Ya había contrapuesto en El viento y el león un choque de civilizaciones, maravillado en aquella ocasión por la vida indómita y orgullosa de los bereberes del Sáhara. En Adiós al rey, el botánico inglés que se adentra en las selvas incógnitas de Borneo para alzar a las tribus contra la ocupación japonesa en la Segunda Guerra Mundial caerá bajo el influjo de los dayak. Pero esta vez, Milius acrecienta esa sensación de contraste debido a que su interlocutor no es un nativo, sino ‘uno de los nuestros’ -un proletario idealista, además, todo lo opuesto al estirado clasismo británico- que ha reencontrado su espíritu olvidado en las costumbres atávicas y puras del lugar. Un hombre que, según narra, primero ha debido perder la vida para después renacer como buen salvaje -o algo así-.

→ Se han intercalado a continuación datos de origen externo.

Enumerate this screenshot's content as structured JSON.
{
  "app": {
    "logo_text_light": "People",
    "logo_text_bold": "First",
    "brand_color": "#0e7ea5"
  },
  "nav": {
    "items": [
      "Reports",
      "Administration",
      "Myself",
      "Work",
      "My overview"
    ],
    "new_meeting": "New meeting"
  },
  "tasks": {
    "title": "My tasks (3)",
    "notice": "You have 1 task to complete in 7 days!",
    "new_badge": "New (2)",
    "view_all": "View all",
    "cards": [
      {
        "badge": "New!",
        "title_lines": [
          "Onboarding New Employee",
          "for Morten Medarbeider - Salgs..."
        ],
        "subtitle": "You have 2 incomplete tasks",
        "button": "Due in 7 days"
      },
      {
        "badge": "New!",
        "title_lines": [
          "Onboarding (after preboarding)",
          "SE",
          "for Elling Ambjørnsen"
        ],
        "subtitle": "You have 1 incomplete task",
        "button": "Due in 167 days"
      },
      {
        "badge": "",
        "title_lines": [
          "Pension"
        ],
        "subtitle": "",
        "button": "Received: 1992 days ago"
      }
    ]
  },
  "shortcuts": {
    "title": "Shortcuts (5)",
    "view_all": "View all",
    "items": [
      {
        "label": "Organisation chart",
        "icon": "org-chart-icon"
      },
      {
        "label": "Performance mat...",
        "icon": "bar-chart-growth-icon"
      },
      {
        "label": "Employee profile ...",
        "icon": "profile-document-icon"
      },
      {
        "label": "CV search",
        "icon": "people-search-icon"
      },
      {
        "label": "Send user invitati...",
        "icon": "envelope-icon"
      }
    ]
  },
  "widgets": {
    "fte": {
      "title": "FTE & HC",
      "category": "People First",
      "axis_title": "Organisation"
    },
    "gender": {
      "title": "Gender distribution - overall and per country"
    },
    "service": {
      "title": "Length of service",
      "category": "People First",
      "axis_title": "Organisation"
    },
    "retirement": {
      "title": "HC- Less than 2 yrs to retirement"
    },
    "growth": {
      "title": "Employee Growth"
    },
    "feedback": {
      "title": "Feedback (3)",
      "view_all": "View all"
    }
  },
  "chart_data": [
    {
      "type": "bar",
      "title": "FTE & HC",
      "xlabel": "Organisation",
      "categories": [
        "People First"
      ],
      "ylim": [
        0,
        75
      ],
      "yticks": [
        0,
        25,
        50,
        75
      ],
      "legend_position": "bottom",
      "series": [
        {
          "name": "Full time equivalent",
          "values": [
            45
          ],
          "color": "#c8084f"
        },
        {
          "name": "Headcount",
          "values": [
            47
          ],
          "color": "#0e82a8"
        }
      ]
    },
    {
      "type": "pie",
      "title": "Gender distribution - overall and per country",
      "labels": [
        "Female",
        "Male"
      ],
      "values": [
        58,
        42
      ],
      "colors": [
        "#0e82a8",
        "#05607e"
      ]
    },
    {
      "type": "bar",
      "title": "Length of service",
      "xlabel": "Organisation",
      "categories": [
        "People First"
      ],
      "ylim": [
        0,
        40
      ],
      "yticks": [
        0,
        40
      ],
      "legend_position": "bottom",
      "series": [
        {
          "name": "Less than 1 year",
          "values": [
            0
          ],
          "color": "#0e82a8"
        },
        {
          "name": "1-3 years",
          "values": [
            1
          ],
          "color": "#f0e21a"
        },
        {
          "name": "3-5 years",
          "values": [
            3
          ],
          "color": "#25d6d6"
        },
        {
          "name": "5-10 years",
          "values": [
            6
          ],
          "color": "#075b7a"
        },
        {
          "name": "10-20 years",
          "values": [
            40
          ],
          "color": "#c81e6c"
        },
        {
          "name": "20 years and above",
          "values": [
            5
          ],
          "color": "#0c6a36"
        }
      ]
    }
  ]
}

         En Adiós al rey, las enseñanzas del gurú que se encuentra al final del camino -la iluminación- no son apocalípticas, como las del coronel Kurtz de Apocalypse Now o las del Thulsa Doom de Conan el bárbaro. Lejanamente inspirado en James Brooke, el primer rajá blanco de Sarawak, el Learoyd de Adiós al rey se asemeja más, por así decirlo, a un Daniel Dravot, de El hombre que pudo reinar, al que no hubiera condenado su irreparable sino de desclasado -y porque, en realidad, la convicción vitalista de este hacía que no necesitara reencontrar su senda con los kafiris, entre quienes seguía desentonando como un pulpo en un garaje-. “¡Vida, inglés!”, le saludan al extranjero. Vida que aquí, a diferencia de los dos ejemplos anteriores, no tiene por qué venir propiciada por la inmolación de la deidad ancestral. Aunque, como decíamos, sí describa una resurrección alegórica.

         Milius dota al relato de aromas de Rudyard Kipling, aunque su fascinación por lo salvaje, por la anarquía de los hombres libres, lucha enconadamente contra el avance inexorable del colonialismo imperialista. Con la mirada apasionada hacia el último rey digno de tal nombre -que encarna un Nick Nolte implicado a la altura de tal exigencia- la naturaleza británica del protagonista se va diluyendo gradualmente. Aunque el cineasta anuncia su melancolía con la voz profética del coronel Ferguson (James Fox), quien ya se ha leído este cuento y conoce su final.

Esta visión romántica, profundamente personal, destaca frente a unas secuencias bélicas encadenadas en un ascenso glorioso en el que parecen editadas a mordiscos, con la banda sonora de Basil Poledouris también desacompasada, lo que deja una sensación de pobreza de producción más allá del minimalismo del escenario de contienda. En esta línea, hay secuencias de calma tensa, como la del combate bajo la luz de la luna, que están mucho mejor resueltas. Por entonces, como adversario ya se ha configurado un mal absoluto, destilado y abstracto, lo que se manifiesta en una atmósfera fantasmagórica, puro terror sacado del cine mudo o incluso del delirio espectral de La noche del cazador, con la muerte a caballo y la columna que le sigue al infierno recortada en silenciosa silueta contra el horizonte nocturno, como si de la Santa Compaña se tratase.

         Milius acusaría a la productora de cercenar su película. Quizás haya que atribuir estas estridencias impropias a la tijera insensible de los contables, como también podría percibirse en la tosquedad de los flashbacks acerca del insólito ascenso al poder de Learoyd.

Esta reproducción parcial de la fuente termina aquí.